1年が長いか短いかはともかく、1年経つと世の中がだいぶ変わっている気がします。単に気が付かないだけで、今まであったものがどんどん無くなっていて、今まで無かったものが新しく生れているようです。

農産物も一期一会

いつも、お昼を食べている宇都宮市の優食キッチン(出身地である宮城県山元町でお世話になっている菅野京子さんの万能だれをメニューに使ってもらっています)では、毎年この季節になると『大塚さんのトマト』が並んでいました。

箱入りのトマト

お店の店長がトマトの味に惚れ込み、ほとんどは市場で仕入れているのですが、こちらのトマトだけはわざわざ畑まで行って仕入れに行っていたトマトでした。

そんなトマトでしたが、時の流れには逆らえずもう店頭に並ぶことはありません。1人でトマトを作っていた大塚さんが亡くなったそうで、後を継ぐ人は誰もいないためです。品種はもしかしたら、全国で作られている桃太郎だったのかもしれませんが、大塚さんの畑で大塚さんが作ったトマトは無くなってしまいました。

戻らない農作物の味

虎は死んでも皮が残るかもしれませんが、農作物は無くなれば終わりです。味の記憶が食べた人に残るくらいかもしれません。同じ品種でも、作る人によって農作物の味は変わってきます。
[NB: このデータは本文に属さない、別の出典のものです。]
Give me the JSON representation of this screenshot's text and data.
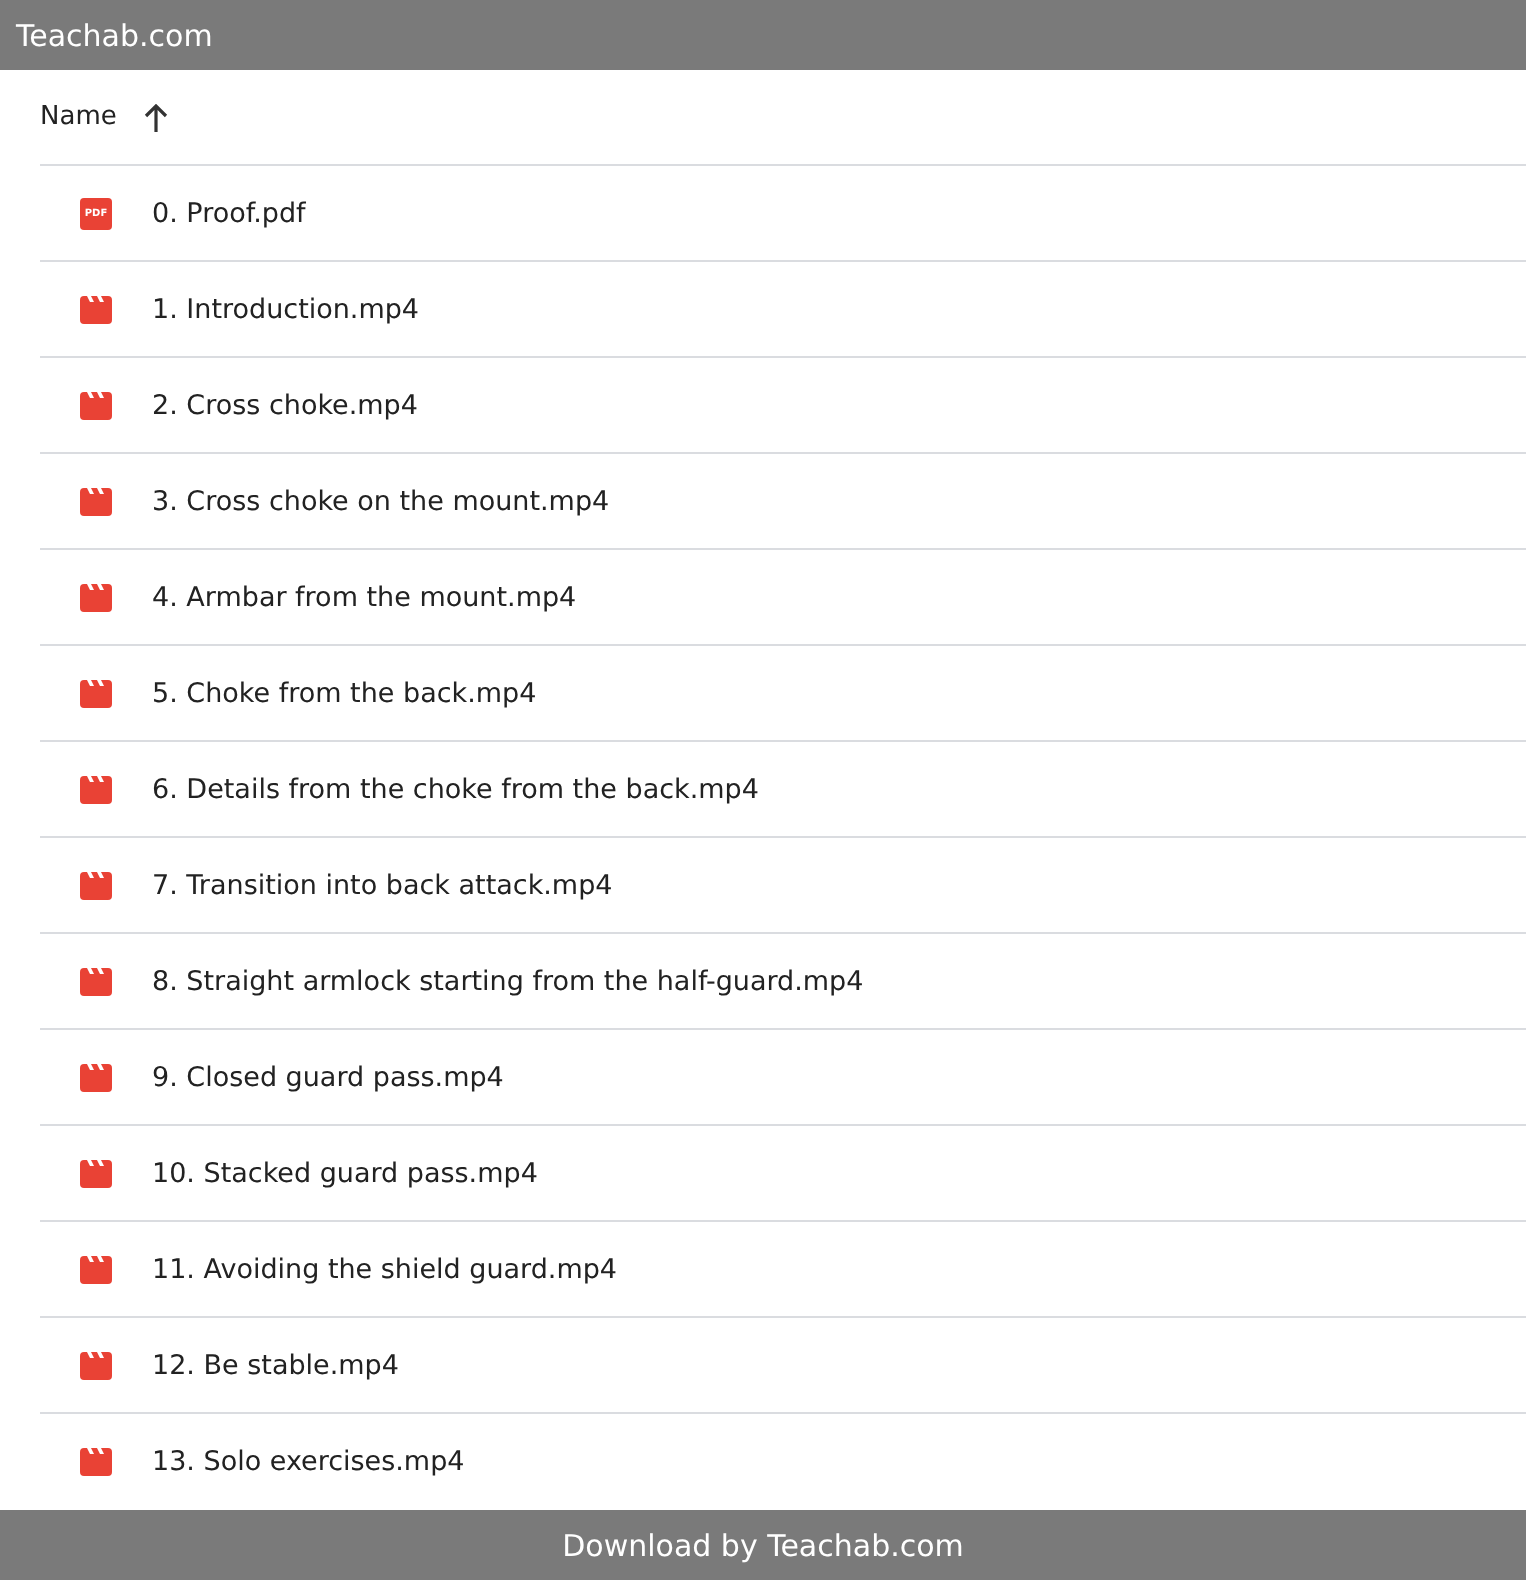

寂しいことではありますが、これも1年で起きる様々な出来事の中の1つなのかもしれません。現在も、農家さんの高齢化は進んでおり、全国ではこのトマトの例以外にも多くの農作物が惜しまれながらも消えている状況だと思います。

もちろん、時代とともに消える・無くなることもあるからこそ新しい物事が生れるということがあります。それでも、美味しいと食べ続けていた農作物がある日、食卓から無くなるのは寂しいものです。

消費者に出来ること

一方で、消費者にも何か出来ることはあるのではないか?と考えてみることも大事だと思います。今は資本主義の時代なので何をするにしてもお金を介在します。
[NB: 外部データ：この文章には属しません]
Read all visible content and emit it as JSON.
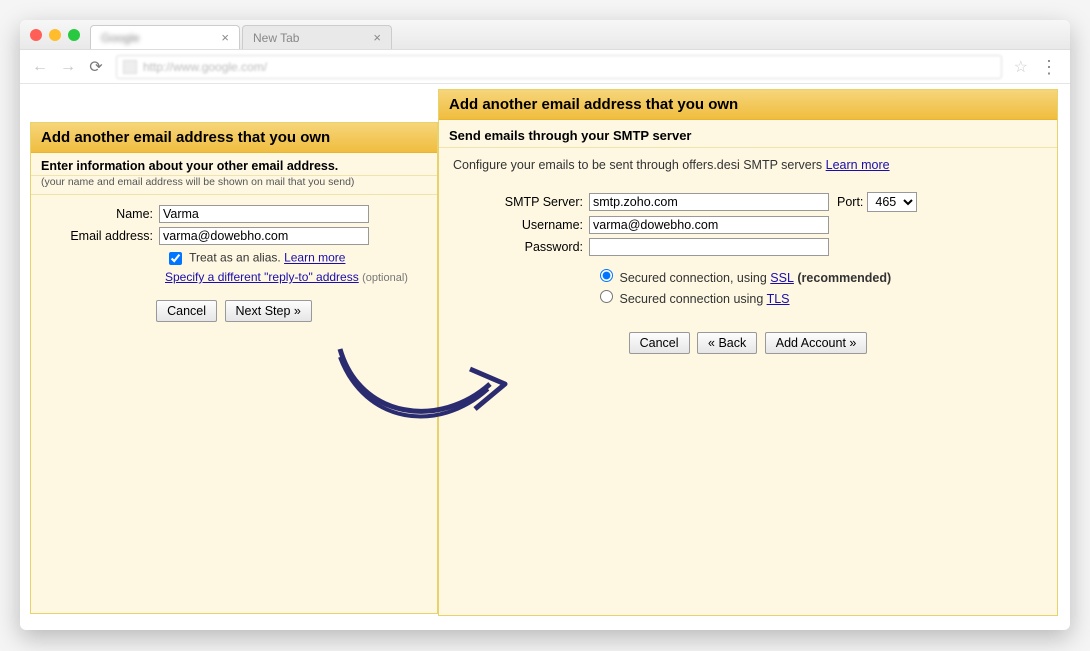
{
  "browser": {
    "tab1_title": "Google",
    "tab2_title": "New Tab",
    "url_display": "http://www.google.com/"
  },
  "left": {
    "title": "Add another email address that you own",
    "subtitle": "Enter information about your other email address.",
    "subnote": "(your name and email address will be shown on mail that you send)",
    "name_label": "Name:",
    "name_value": "Varma",
    "email_label": "Email address:",
    "email_value": "varma@dowebho.com",
    "alias_text": "Treat as an alias.",
    "learn_more": "Learn more",
    "replyto_link": "Specify a different \"reply-to\" address",
    "optional": "(optional)",
    "cancel": "Cancel",
    "next": "Next Step »"
  },
  "right": {
    "title": "Add another email address that you own",
    "subline": "Send emails through your SMTP server",
    "config_pre": "Configure your emails to be sent through offers.desi SMTP servers ",
    "learn_more": "Learn more",
    "smtp_label": "SMTP Server:",
    "smtp_value": "smtp.zoho.com",
    "port_label": "Port:",
    "port_value": "465",
    "user_label": "Username:",
    "user_value": "varma@dowebho.com",
    "pass_label": "Password:",
    "pass_value": "",
    "ssl_pre": "Secured connection, using ",
    "ssl_link": "SSL",
    "ssl_post": " (recommended)",
    "tls_pre": "Secured connection using ",
    "tls_link": "TLS",
    "cancel": "Cancel",
    "back": "« Back",
    "add": "Add Account »"
  }
}
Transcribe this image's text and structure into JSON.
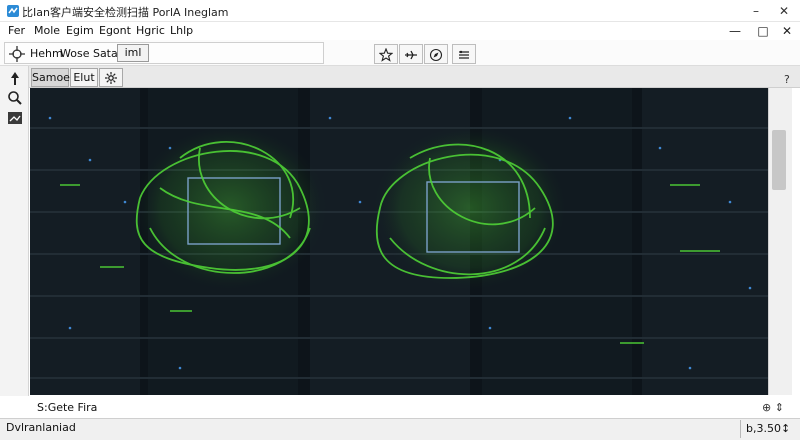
{
  "window": {
    "title": "比Ian客户端安全检测扫描 PorlA Ineglam",
    "minimize_glyph": "–",
    "close_glyph": "✕"
  },
  "menu": {
    "items": [
      "Fer",
      "Mole",
      "Egim",
      "Egont",
      "Hgric",
      "Lhlp"
    ],
    "restore_glyph": "□",
    "minimize_glyph": "—",
    "close_glyph": "✕"
  },
  "toolbar": {
    "left_label": "Hehm",
    "field_label": "Wose Satars --",
    "button_label": "iml",
    "icons": [
      "star-icon",
      "plane-icon",
      "compass-icon",
      "stack-icon"
    ]
  },
  "tabs": [
    {
      "label": "Samoe",
      "active": true
    },
    {
      "label": "Elut",
      "active": false
    }
  ],
  "help_glyph": "?",
  "status": {
    "left": "S:Gete Fira",
    "icons": "⊕ ⇕",
    "bottom_left": "Dvlranlaniad",
    "bottom_right": "b,3.50↕"
  },
  "colors": {
    "accent_green": "#4fd136",
    "viewport_bg": "#0c1318",
    "rack_led": "#4aa3ff"
  }
}
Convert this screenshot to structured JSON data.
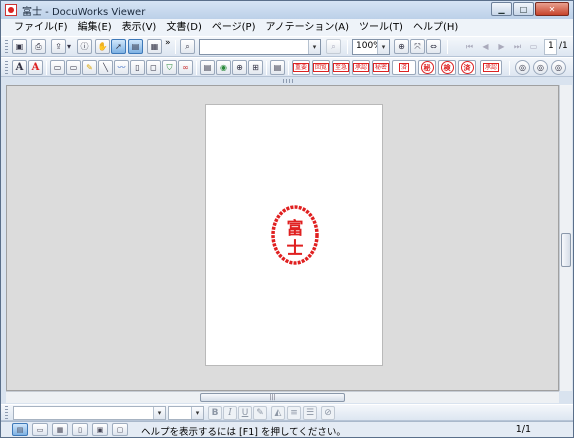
{
  "window": {
    "title": "富士 - DocuWorks Viewer",
    "controls": [
      "minimize",
      "maximize",
      "close"
    ]
  },
  "menu": [
    "ファイル(F)",
    "編集(E)",
    "表示(V)",
    "文書(D)",
    "ページ(P)",
    "アノテーション(A)",
    "ツール(T)",
    "ヘルプ(H)"
  ],
  "toolbar": {
    "zoom_value": "100%",
    "search_value": "",
    "page_indicator": "1",
    "page_total": "/1",
    "more_glyph": "»"
  },
  "annotation_tools": {
    "text_a_black": "A",
    "text_a_red": "A"
  },
  "stamps": {
    "mini": [
      "重要",
      "回覧",
      "至急",
      "承認",
      "秘密",
      "済"
    ],
    "round": [
      "秘",
      "検",
      "済"
    ],
    "last_mini": "承認"
  },
  "document": {
    "stamp_text": "富士",
    "stamp_color": "#e02020"
  },
  "text_toolbar": {
    "font_name": "",
    "font_size": "",
    "bold": "B",
    "italic": "I",
    "underline": "U"
  },
  "status": {
    "message": "ヘルプを表示するには [F1] を押してください。",
    "page": "1/1"
  }
}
簡単に考えれば、儲かる仕事は残り(誰かが引き継ぐ)、儲からない仕事はどんどん消えていきます。中にはお金じゃないという考えで仕事をする人もいると思いますが、やはりお金がある程度残らないと事業の継続は難しいと思います。これは工業などに限らず、農業でも同様だと思います。

そんな時、我々消費者は農産物が無くなることに対してどこまでその農産物を買い支えていたかを改めて考える必要があると思います。都合のよい時だけ利用していなかったか?‥という問いは必要ではないでしょうか。

買い支える

話が、農作物から離れますが、今、週1程度で通っているお寿司屋さんがあります。2014年の7月に開店したので、あと数カ月で2周年となります。

こはだ

こちらのお店は、地域の平均レベルを飛びぬけていて、しかも値段は週1でも通えるようになっています。と、言うことはお店の方がそれだけリスクを負っている(原価などで)ということです。しかも、カウンターの7席だけの営業です。
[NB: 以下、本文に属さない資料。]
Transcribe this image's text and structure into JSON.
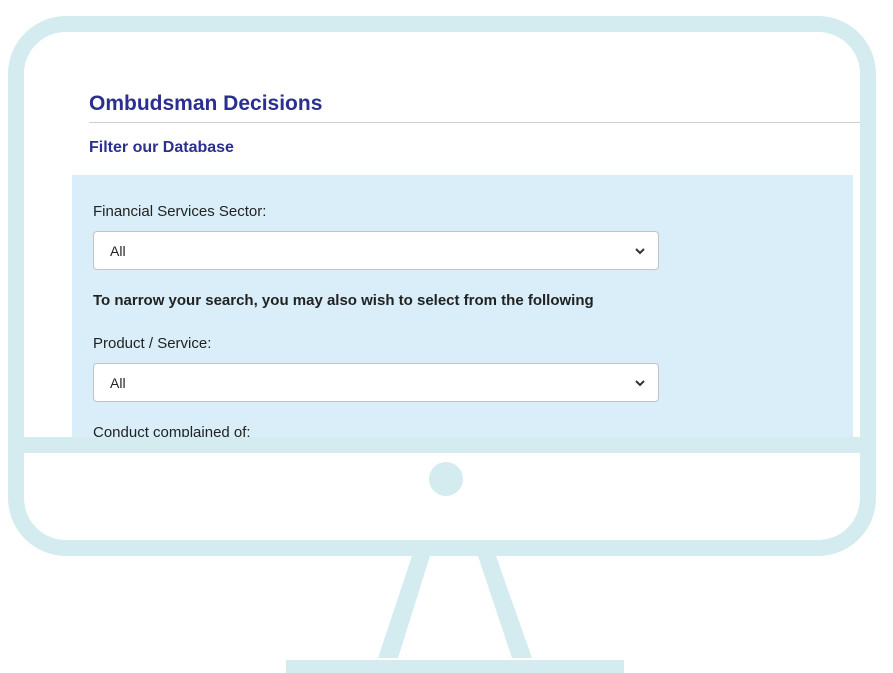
{
  "page": {
    "title": "Ombudsman Decisions",
    "subtitle": "Filter our Database"
  },
  "filters": {
    "sector_label": "Financial Services Sector:",
    "sector_value": "All",
    "narrow_hint": "To narrow your search, you may also wish to select from the following",
    "product_label": "Product / Service:",
    "product_value": "All",
    "conduct_label": "Conduct complained of:"
  },
  "icons": {
    "dropdown": "chevron-down-icon",
    "power": "power-indicator"
  },
  "colors": {
    "monitor_frame": "#d4ebf0",
    "heading": "#2b2f8f",
    "panel_background": "#d9eef8"
  }
}
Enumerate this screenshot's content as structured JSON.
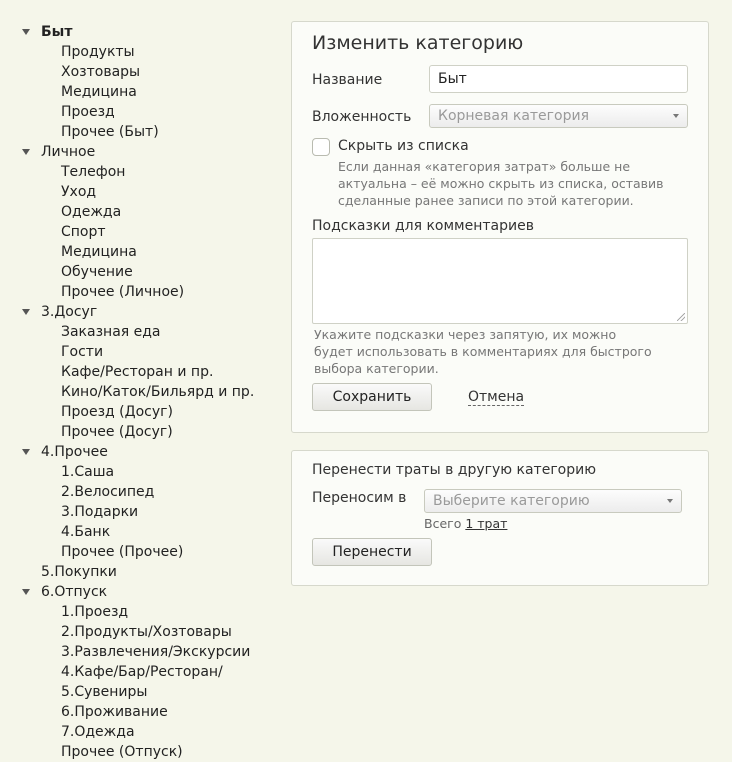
{
  "tree": [
    {
      "label": "Быт",
      "selected": true,
      "children": [
        "Продукты",
        "Хозтовары",
        "Медицина",
        "Проезд",
        "Прочее (Быт)"
      ]
    },
    {
      "label": "Личное",
      "children": [
        "Телефон",
        "Уход",
        "Одежда",
        "Спорт",
        "Медицина",
        "Обучение",
        "Прочее (Личное)"
      ]
    },
    {
      "label": "3.Досуг",
      "children": [
        "Заказная еда",
        "Гости",
        "Кафе/Ресторан и пр.",
        "Кино/Каток/Бильярд и пр.",
        "Проезд (Досуг)",
        "Прочее (Досуг)"
      ]
    },
    {
      "label": "4.Прочее",
      "children": [
        "1.Саша",
        "2.Велосипед",
        "3.Подарки",
        "4.Банк",
        "Прочее (Прочее)"
      ]
    },
    {
      "label": "5.Покупки",
      "children": []
    },
    {
      "label": "6.Отпуск",
      "children": [
        "1.Проезд",
        "2.Продукты/Хозтовары",
        "3.Развлечения/Экскурсии",
        "4.Кафе/Бар/Ресторан/",
        "5.Сувениры",
        "6.Проживание",
        "7.Одежда",
        "Прочее (Отпуск)"
      ]
    }
  ],
  "edit": {
    "title": "Изменить категорию",
    "name_label": "Название",
    "name_value": "Быт",
    "parent_label": "Вложенность",
    "parent_value": "Корневая категория",
    "hide_label": "Скрыть из списка",
    "hide_hint_1": "Если данная «категория затрат» больше не",
    "hide_hint_2": "актуальна – её можно скрыть из списка, оставив",
    "hide_hint_3": "сделанные ранее записи по этой категории.",
    "hints_label": "Подсказки для комментариев",
    "hints_value": "",
    "hints_hint_1": "Укажите подсказки через запятую, их можно",
    "hints_hint_2": "будет использовать в комментариях для быстрого",
    "hints_hint_3": "выбора категории.",
    "save_label": "Сохранить",
    "cancel_label": "Отмена"
  },
  "move": {
    "title": "Перенести траты в другую категорию",
    "target_label": "Переносим в",
    "target_placeholder": "Выберите категорию",
    "total_prefix": "Всего",
    "total_link": "1 трат",
    "move_label": "Перенести"
  },
  "colors": {
    "page_bg": "#f5f6ea",
    "panel_bg": "#fbfcf8"
  }
}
よく、『良い商品を出していれば認められる』という言葉を聞きます。確かに、正論ではあるのですがお店の側の忍耐と、それを理解できる顧客がどれだけその商品を利用するかということに尽きると思います。たまに利用し、無くなった時にもったいなかったと言っても遅い場合が多々あります。

普段の生活の中で

話がトマトからそれましたが、生活の中に自分の好きなものを上手く取りこんでいくことで、作り手を支えることが出来ると思います。そういう意識を持つだけでも意味のあることだと思います。

個人で出来ることは限られているように思いがちですが、意識して行動してみると案外、出来るものだと思います。要は行動に移せるかどうかが大事なのではないでしょうか。もう店頭に並ぶことの無いトマトを思いながらそんなことを考えました。